Du début de cette lecture, j’ai pensé à un collier.. chaque personnage de ce livre est une part de cette chaîne et parfois on ne les rencontre qu’une fois.. parfois ils reviennent.. mais il y a toujours un lien entre eux.

D’ailleurs le livre s’ouvre sur 47 petits paragraphes qui décrivent différents personnages qui vont faire leur apparition au cours du livre. Je conseille de les laisser de côté jusqu’à la fin.. au début, on n’arrive pas à stocker toutes ces informations et on les oublie aussi vite qu’on les lit.. mais à partir du moment qu’on est dans le livre et qu’on a lu plusieurs pages sur le destin de telle et telle personne, on arrive à comprendre le ‘concentré’ que Mario Levi donne au début.

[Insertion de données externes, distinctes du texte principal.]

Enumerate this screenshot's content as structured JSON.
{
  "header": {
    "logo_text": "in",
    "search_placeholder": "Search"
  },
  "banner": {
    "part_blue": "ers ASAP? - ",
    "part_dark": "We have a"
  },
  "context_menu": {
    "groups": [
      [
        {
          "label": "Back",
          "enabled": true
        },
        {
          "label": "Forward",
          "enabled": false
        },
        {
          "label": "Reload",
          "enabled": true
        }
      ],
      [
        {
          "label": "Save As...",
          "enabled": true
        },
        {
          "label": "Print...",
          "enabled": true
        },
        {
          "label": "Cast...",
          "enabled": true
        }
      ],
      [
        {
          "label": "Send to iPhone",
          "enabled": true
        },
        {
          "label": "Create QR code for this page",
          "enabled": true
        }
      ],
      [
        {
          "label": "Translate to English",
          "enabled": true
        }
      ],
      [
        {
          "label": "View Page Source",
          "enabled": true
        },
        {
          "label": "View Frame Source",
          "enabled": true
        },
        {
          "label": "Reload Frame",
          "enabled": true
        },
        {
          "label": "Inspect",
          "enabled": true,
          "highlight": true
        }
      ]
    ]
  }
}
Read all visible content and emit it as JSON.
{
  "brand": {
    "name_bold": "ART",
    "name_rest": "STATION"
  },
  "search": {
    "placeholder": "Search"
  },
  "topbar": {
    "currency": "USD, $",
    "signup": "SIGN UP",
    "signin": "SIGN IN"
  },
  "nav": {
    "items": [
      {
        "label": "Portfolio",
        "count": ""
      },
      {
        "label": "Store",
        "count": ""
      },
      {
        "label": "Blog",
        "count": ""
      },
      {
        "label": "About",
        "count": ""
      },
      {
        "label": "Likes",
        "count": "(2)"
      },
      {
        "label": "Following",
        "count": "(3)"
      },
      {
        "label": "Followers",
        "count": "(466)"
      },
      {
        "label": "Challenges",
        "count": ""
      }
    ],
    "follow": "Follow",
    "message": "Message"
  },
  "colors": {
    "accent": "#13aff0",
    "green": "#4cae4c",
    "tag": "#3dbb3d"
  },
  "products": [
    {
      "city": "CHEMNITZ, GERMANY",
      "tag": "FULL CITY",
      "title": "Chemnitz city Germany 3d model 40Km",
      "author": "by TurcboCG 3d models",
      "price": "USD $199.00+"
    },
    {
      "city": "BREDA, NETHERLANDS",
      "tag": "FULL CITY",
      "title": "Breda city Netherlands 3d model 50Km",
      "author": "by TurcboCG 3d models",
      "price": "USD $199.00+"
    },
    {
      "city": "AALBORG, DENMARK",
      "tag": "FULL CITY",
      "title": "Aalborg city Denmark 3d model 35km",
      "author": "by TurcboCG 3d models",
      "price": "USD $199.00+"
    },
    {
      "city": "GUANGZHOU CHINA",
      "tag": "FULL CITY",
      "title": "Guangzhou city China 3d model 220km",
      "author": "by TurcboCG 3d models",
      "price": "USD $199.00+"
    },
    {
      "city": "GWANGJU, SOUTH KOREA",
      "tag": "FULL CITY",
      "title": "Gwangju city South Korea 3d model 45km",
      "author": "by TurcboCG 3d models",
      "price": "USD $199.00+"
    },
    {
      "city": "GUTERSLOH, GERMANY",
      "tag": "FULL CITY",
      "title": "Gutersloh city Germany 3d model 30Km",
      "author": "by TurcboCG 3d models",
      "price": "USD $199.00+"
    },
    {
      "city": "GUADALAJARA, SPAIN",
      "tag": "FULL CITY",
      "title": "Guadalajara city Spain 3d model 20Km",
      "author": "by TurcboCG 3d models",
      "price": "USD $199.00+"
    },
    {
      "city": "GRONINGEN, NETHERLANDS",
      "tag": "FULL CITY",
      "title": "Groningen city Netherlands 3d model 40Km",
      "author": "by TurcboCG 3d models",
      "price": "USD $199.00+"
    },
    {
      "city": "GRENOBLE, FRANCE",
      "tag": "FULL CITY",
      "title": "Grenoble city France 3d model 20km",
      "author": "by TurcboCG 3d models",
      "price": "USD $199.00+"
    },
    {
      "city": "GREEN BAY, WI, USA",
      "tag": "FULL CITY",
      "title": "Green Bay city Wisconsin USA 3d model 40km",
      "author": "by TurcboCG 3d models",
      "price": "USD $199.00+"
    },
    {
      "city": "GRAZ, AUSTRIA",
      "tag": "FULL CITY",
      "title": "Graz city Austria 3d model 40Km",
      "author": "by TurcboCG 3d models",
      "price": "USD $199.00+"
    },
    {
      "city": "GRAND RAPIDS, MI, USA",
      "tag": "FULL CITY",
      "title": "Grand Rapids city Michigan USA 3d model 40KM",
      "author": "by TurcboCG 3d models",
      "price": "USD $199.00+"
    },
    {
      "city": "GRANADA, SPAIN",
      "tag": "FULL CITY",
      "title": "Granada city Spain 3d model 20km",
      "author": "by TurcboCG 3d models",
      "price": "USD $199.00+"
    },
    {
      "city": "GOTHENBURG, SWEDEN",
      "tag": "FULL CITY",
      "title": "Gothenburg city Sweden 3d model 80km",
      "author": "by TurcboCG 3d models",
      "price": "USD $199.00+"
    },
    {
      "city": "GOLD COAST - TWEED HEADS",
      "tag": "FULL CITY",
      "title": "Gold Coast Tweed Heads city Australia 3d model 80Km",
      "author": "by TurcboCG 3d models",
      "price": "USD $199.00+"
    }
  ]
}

Après ces petites esquisses sur les personnages figurant dans le livre, il y a une page avec Des contes et des souvenirs.. et c’est en effet cela..

Il est conteur qui puise dans tous ces souvenirs de multiples personnages pour faire le portrait d’une ville, mais plus que cela, il donne de la vie aux murs.. des voix aux maisons et de la magie au fleuve..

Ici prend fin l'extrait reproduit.